Secondly, it is a form of medical life support without any interaction with drugs and other substances, which can help the patient.
Finally, it can be carried out for long periods of time, waiting for a significant improvement in the patient's condition and a signal that certifies the new-found capacity for spontaneous breathing.
IMPORTANT NOTE
Mechanical ventilation is not a treatment that heals, as for example a surgical intervention or a drug therapy could be; it is rather a more or less long-term temporary remedy, which allows the patient's health to remain stable, until any pharmacological treatment has had any effect or until a surgical operation is carried out that is suited to the patient's needs.
Risks and complications
Mechanical ventilation has certain risks.
Indeed, its realization may involve:
- Barotrauma with involvement of the lungs (pulmonary barotrauma) . As a result of pulmonary barotrauma, the patient may be a victim of pneumothorax, pneumomediastinum, pneumoperitoneum and / or subcutaneous emphysema.
Pulmonary barotrauma is one of the best known complications of positive pressure mechanical ventilation.
- Acute injuries of the lungs . They are characterized by damage to the pulmonary alveoli, damage from which they may depend: the formation of pulmonary edema, the loss of surfactant, alveolar blood loss and alveolar collapse.

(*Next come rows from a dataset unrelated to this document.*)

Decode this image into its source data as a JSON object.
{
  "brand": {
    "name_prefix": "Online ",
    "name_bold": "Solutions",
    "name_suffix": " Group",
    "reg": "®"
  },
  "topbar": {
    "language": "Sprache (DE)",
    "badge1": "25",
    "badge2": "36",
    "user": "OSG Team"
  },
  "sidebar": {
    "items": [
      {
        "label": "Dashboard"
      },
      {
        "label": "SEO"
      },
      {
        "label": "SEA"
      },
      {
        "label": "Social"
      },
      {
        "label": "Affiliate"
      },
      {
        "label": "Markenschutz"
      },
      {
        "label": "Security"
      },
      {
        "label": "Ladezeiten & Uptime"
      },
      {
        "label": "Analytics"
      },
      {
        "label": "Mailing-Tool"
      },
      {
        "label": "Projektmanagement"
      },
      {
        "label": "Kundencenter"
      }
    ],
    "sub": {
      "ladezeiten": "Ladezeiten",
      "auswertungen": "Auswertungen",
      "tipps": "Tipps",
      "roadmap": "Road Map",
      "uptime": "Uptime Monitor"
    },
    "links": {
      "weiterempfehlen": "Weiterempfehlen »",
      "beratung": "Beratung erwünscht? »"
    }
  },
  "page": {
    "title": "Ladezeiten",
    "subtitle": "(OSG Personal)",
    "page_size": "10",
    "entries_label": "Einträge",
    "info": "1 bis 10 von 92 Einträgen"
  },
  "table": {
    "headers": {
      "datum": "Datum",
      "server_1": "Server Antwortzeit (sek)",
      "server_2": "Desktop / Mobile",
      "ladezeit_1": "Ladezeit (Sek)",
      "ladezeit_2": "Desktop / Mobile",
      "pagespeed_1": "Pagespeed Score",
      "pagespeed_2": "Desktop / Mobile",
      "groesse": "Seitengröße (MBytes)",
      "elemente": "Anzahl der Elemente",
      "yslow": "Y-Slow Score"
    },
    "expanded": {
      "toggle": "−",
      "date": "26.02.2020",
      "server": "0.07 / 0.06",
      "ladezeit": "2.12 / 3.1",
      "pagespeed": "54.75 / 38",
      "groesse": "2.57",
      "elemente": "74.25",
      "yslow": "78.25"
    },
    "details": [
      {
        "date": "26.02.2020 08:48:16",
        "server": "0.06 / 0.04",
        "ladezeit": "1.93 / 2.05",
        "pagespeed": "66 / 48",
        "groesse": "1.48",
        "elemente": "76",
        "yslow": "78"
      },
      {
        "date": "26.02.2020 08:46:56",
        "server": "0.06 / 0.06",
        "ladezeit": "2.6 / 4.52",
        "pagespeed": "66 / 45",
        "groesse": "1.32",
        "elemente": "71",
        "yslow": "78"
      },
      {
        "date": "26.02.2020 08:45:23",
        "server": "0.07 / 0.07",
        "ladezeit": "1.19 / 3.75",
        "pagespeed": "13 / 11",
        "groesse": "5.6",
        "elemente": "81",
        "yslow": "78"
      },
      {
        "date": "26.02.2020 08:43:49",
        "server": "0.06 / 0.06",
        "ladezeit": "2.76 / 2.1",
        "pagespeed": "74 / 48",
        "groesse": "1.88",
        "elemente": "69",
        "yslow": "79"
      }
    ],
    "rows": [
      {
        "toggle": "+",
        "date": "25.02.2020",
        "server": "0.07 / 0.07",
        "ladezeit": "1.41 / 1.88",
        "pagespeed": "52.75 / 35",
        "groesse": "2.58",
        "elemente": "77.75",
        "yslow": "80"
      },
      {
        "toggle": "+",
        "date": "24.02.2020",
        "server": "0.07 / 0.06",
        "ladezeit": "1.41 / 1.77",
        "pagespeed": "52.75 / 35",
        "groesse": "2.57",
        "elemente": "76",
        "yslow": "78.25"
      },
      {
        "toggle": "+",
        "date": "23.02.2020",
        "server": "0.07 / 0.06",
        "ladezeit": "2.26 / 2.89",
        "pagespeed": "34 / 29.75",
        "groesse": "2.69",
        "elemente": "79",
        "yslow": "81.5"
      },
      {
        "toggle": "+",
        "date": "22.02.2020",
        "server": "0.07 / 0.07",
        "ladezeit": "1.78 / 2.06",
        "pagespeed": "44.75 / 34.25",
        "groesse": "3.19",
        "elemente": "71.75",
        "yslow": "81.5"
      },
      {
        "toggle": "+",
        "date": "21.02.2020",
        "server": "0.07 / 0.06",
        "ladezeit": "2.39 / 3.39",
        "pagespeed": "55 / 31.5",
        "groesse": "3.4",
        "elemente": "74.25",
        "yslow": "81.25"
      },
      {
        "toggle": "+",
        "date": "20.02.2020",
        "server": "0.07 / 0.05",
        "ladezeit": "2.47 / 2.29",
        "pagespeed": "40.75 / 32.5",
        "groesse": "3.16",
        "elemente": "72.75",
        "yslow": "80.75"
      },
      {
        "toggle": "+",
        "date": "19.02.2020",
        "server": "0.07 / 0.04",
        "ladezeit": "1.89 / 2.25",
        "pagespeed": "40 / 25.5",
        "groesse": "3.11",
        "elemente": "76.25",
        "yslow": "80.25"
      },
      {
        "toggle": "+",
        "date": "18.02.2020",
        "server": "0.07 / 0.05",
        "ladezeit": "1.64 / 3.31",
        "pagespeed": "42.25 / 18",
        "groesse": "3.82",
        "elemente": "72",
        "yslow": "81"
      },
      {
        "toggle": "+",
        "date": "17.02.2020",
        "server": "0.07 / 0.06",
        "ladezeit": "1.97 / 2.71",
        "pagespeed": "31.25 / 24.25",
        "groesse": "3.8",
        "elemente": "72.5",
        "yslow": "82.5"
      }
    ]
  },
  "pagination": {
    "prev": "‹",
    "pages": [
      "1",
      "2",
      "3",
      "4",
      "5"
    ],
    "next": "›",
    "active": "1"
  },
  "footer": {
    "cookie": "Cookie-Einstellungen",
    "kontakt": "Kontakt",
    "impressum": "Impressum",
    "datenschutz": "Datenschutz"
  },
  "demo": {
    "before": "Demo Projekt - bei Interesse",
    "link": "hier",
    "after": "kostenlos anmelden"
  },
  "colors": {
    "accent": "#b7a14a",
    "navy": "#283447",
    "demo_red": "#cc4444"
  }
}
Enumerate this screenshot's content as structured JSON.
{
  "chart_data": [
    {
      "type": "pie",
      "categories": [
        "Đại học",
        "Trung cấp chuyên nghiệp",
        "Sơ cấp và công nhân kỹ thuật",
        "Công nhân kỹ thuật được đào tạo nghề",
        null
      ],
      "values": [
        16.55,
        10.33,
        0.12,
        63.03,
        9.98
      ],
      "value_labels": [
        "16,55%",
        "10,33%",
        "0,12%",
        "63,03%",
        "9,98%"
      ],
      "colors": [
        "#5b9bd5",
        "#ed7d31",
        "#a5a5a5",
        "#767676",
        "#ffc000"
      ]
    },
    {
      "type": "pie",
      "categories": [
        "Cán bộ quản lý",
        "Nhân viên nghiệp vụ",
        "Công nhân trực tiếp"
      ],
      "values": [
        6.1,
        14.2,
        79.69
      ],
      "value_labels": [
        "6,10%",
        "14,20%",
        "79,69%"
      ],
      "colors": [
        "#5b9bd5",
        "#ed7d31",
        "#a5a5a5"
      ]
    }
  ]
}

- Diaphragm muscle atrophy . The diaphragm is a muscle on a par with the muscles of the legs or arms: its non-use (which is a typical consequence of the absence of spontaneous breathing) leads to a loss of tonicity and a weakening of the muscle fibers.
- Reduction of cilia motility in the respiratory tract and consequent tendency to develop pulmonary infections (pneumonia) . The respiratory tract uses a mucociliary system to capture germs and bacteria inside them and transport them to the mouth for their elimination.
Mechanical ventilation affects the health of the aforementioned mucociliary system and compromises its functional effectiveness.